That’s the question the Asheville Citizen-Times examines in this interesting report. The basic issue:
On a busy night in downtown Asheville, countless chefs are unknowingly breaking the law.
A sushi restaurant serving wild mushroom rolls. An Italian eatery offering wild mushroom risotto. A Mexican restaurant with wild mushroom sopes listed on the menu.
They’re all cashing in on a growing interest in foraged foods, where “wild” and “foraged” are menu buzzwords with the same cache in Asheville as “local.”
But not every “wild” mushroom you’ll find in a restaurant is really found in the forest. Some are farm-raised. And those chefs who serve legitimately foraged foods might find themselves on the wrong side of the health inspector.

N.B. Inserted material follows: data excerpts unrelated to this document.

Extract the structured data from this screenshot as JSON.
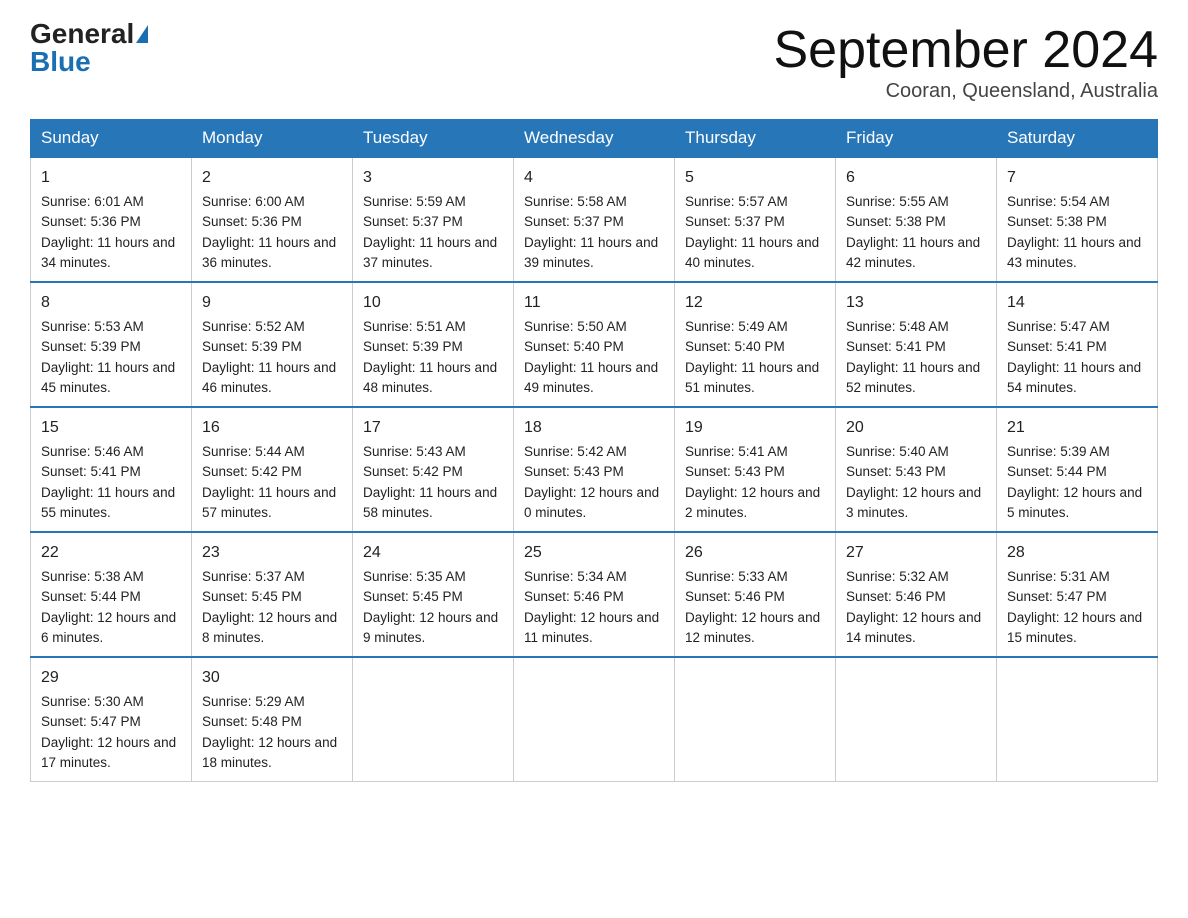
{
  "header": {
    "logo_general": "General",
    "logo_blue": "Blue",
    "month_title": "September 2024",
    "location": "Cooran, Queensland, Australia"
  },
  "days_of_week": [
    "Sunday",
    "Monday",
    "Tuesday",
    "Wednesday",
    "Thursday",
    "Friday",
    "Saturday"
  ],
  "weeks": [
    [
      {
        "day": "1",
        "sunrise": "6:01 AM",
        "sunset": "5:36 PM",
        "daylight": "11 hours and 34 minutes."
      },
      {
        "day": "2",
        "sunrise": "6:00 AM",
        "sunset": "5:36 PM",
        "daylight": "11 hours and 36 minutes."
      },
      {
        "day": "3",
        "sunrise": "5:59 AM",
        "sunset": "5:37 PM",
        "daylight": "11 hours and 37 minutes."
      },
      {
        "day": "4",
        "sunrise": "5:58 AM",
        "sunset": "5:37 PM",
        "daylight": "11 hours and 39 minutes."
      },
      {
        "day": "5",
        "sunrise": "5:57 AM",
        "sunset": "5:37 PM",
        "daylight": "11 hours and 40 minutes."
      },
      {
        "day": "6",
        "sunrise": "5:55 AM",
        "sunset": "5:38 PM",
        "daylight": "11 hours and 42 minutes."
      },
      {
        "day": "7",
        "sunrise": "5:54 AM",
        "sunset": "5:38 PM",
        "daylight": "11 hours and 43 minutes."
      }
    ],
    [
      {
        "day": "8",
        "sunrise": "5:53 AM",
        "sunset": "5:39 PM",
        "daylight": "11 hours and 45 minutes."
      },
      {
        "day": "9",
        "sunrise": "5:52 AM",
        "sunset": "5:39 PM",
        "daylight": "11 hours and 46 minutes."
      },
      {
        "day": "10",
        "sunrise": "5:51 AM",
        "sunset": "5:39 PM",
        "daylight": "11 hours and 48 minutes."
      },
      {
        "day": "11",
        "sunrise": "5:50 AM",
        "sunset": "5:40 PM",
        "daylight": "11 hours and 49 minutes."
      },
      {
        "day": "12",
        "sunrise": "5:49 AM",
        "sunset": "5:40 PM",
        "daylight": "11 hours and 51 minutes."
      },
      {
        "day": "13",
        "sunrise": "5:48 AM",
        "sunset": "5:41 PM",
        "daylight": "11 hours and 52 minutes."
      },
      {
        "day": "14",
        "sunrise": "5:47 AM",
        "sunset": "5:41 PM",
        "daylight": "11 hours and 54 minutes."
      }
    ],
    [
      {
        "day": "15",
        "sunrise": "5:46 AM",
        "sunset": "5:41 PM",
        "daylight": "11 hours and 55 minutes."
      },
      {
        "day": "16",
        "sunrise": "5:44 AM",
        "sunset": "5:42 PM",
        "daylight": "11 hours and 57 minutes."
      },
      {
        "day": "17",
        "sunrise": "5:43 AM",
        "sunset": "5:42 PM",
        "daylight": "11 hours and 58 minutes."
      },
      {
        "day": "18",
        "sunrise": "5:42 AM",
        "sunset": "5:43 PM",
        "daylight": "12 hours and 0 minutes."
      },
      {
        "day": "19",
        "sunrise": "5:41 AM",
        "sunset": "5:43 PM",
        "daylight": "12 hours and 2 minutes."
      },
      {
        "day": "20",
        "sunrise": "5:40 AM",
        "sunset": "5:43 PM",
        "daylight": "12 hours and 3 minutes."
      },
      {
        "day": "21",
        "sunrise": "5:39 AM",
        "sunset": "5:44 PM",
        "daylight": "12 hours and 5 minutes."
      }
    ],
    [
      {
        "day": "22",
        "sunrise": "5:38 AM",
        "sunset": "5:44 PM",
        "daylight": "12 hours and 6 minutes."
      },
      {
        "day": "23",
        "sunrise": "5:37 AM",
        "sunset": "5:45 PM",
        "daylight": "12 hours and 8 minutes."
      },
      {
        "day": "24",
        "sunrise": "5:35 AM",
        "sunset": "5:45 PM",
        "daylight": "12 hours and 9 minutes."
      },
      {
        "day": "25",
        "sunrise": "5:34 AM",
        "sunset": "5:46 PM",
        "daylight": "12 hours and 11 minutes."
      },
      {
        "day": "26",
        "sunrise": "5:33 AM",
        "sunset": "5:46 PM",
        "daylight": "12 hours and 12 minutes."
      },
      {
        "day": "27",
        "sunrise": "5:32 AM",
        "sunset": "5:46 PM",
        "daylight": "12 hours and 14 minutes."
      },
      {
        "day": "28",
        "sunrise": "5:31 AM",
        "sunset": "5:47 PM",
        "daylight": "12 hours and 15 minutes."
      }
    ],
    [
      {
        "day": "29",
        "sunrise": "5:30 AM",
        "sunset": "5:47 PM",
        "daylight": "12 hours and 17 minutes."
      },
      {
        "day": "30",
        "sunrise": "5:29 AM",
        "sunset": "5:48 PM",
        "daylight": "12 hours and 18 minutes."
      },
      null,
      null,
      null,
      null,
      null
    ]
  ],
  "labels": {
    "sunrise": "Sunrise:",
    "sunset": "Sunset:",
    "daylight": "Daylight:"
  }
}
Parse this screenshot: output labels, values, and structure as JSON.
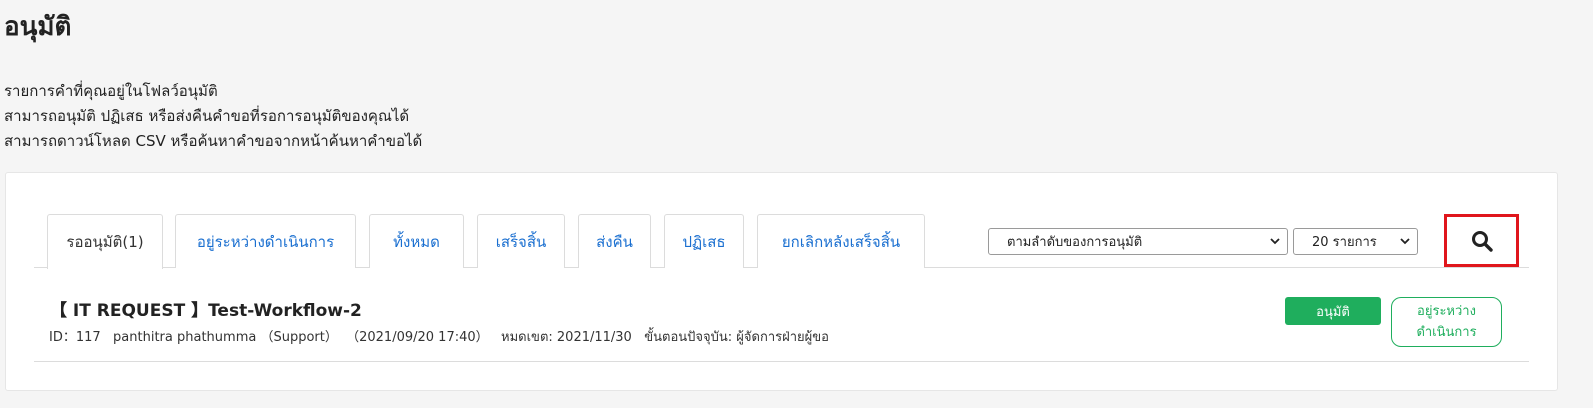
{
  "page": {
    "title": "อนุมัติ",
    "description": [
      "รายการคำที่คุณอยู่ในโฟลว์อนุมัติ",
      "สามารถอนุมัติ ปฏิเสธ หรือส่งคืนคำขอที่รอการอนุมัติของคุณได้",
      "สามารถดาวน์โหลด CSV หรือค้นหาคำขอจากหน้าค้นหาคำขอได้"
    ]
  },
  "tabs": [
    {
      "label": "รออนุมัติ(1)",
      "active": true
    },
    {
      "label": "อยู่ระหว่างดำเนินการ",
      "active": false
    },
    {
      "label": "ทั้งหมด",
      "active": false
    },
    {
      "label": "เสร็จสิ้น",
      "active": false
    },
    {
      "label": "ส่งคืน",
      "active": false
    },
    {
      "label": "ปฏิเสธ",
      "active": false
    },
    {
      "label": "ยกเลิกหลังเสร็จสิ้น",
      "active": false
    }
  ],
  "filters": {
    "sort_selected": "ตามลำดับของการอนุมัติ",
    "per_page_selected": "20 รายการ"
  },
  "icons": {
    "search": "search-icon",
    "dropdown": "chevron-down-icon"
  },
  "request": {
    "title": "【 IT REQUEST 】Test-Workflow-2",
    "meta": "ID：117   panthitra phathumma （Support）  （2021/09/20 17:40）   หมดเขต: 2021/11/30   ขั้นตอนปัจจุบัน: ผู้จัดการฝ่ายผู้ขอ",
    "approve_label": "อนุมัติ",
    "status_line1": "อยู่ระหว่าง",
    "status_line2": "ดำเนินการ"
  },
  "colors": {
    "link": "#1a6fd0",
    "approve": "#1fae5d",
    "highlight": "#e0161c"
  }
}
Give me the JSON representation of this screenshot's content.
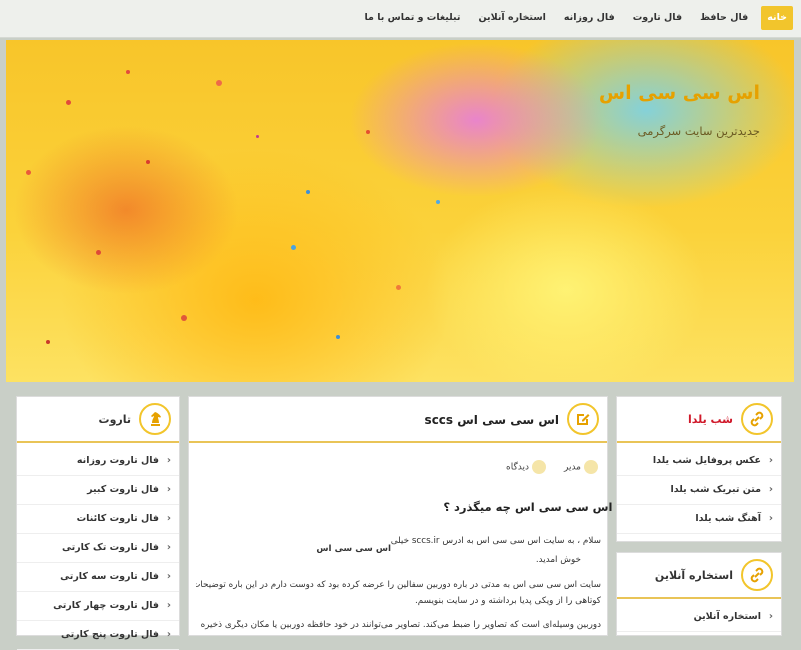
{
  "nav": {
    "items": [
      {
        "label": "خانه",
        "active": true
      },
      {
        "label": "فال حافظ",
        "active": false
      },
      {
        "label": "فال تاروت",
        "active": false
      },
      {
        "label": "فال روزانه",
        "active": false
      },
      {
        "label": "استخاره آنلاین",
        "active": false
      },
      {
        "label": "تبلیغات و تماس با ما",
        "active": false
      }
    ]
  },
  "hero": {
    "title": "اس سی سی اس",
    "subtitle": "جدیدترین سایت سرگرمی"
  },
  "tarot_widget": {
    "title": "تاروت",
    "items": [
      "فال تاروت روزانه",
      "فال تاروت کبیر",
      "فال تاروت کائنات",
      "فال تاروت تک کارتی",
      "فال تاروت سه کارتی",
      "فال تاروت چهار کارتی",
      "فال تاروت پنج کارتی"
    ]
  },
  "post": {
    "title": "اس سی سی اس sccs",
    "author": "مدیر",
    "comments": "دیدگاه",
    "heading": "در اس سی سی اس چه میگذرد ؟",
    "paragraph_lines": [
      "سلام ، به سایت اس سی سی اس به آدرس sccs.ir خیلی",
      "اس سی سی اس",
      "خوش آمدید.",
      "سایت اس سی سی اس به مدتی در باره دوربین سفالین را عرضه کرده بود که دوست دارم در این باره توضیحات",
      "کوتاهی را از ویکی پدیا برداشته و در سایت بنویسم.",
      "دوربین وسیله‌ای است که تصاویر را ضبط می‌کند. تصاویر می‌توانند در خود حافظه دوربین یا مکان دیگری ذخیره"
    ]
  },
  "yalda_widget": {
    "title": "شب یلدا",
    "items": [
      "عکس پروفایل شب یلدا",
      "متن تبریک شب یلدا",
      "آهنگ شب یلدا"
    ]
  },
  "istikhara_widget": {
    "title": "استخاره آنلاین",
    "items": [
      "استخاره آنلاین"
    ]
  },
  "colors": {
    "accent": "#f2c52c",
    "yalda_title": "#d0192a",
    "hero_title": "#e6a100"
  }
}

That’s because in 2009 the North Carolina Department of Health and Human Services Division of Public Health declared wild mushrooms forbidden menu items, unless individually inspected by an approved mushroom-identification expert.
The problem lies in what exactly constitutes an “expert” in the state’s eyes.
“It’s illegal for restaurants in North Carolina to serve wild mushrooms because they have to come from an ‘approved source,’ which has to be an ‘expert’,” forager Alan Muskat said. “But they’ve never established what that means and how to become one.”
Lots of issues here. Could eating the wrong type of mushroom make you sick or even kill you? Yes. Have “foraged” mushrooms served by restaurants made people sick in the recent past? The answer is also “yes” — and on at least four occasions that Muskat is aware of. Does that mean that mandating mushroom-identification experts is a good idea? Probably not. The market could address this problem pretty simply — if a restaurant and chef wants to serve foraged mushrooms fine, but they should be held liable if they get the identification wrong. And yes, that means among other things being named and shamed.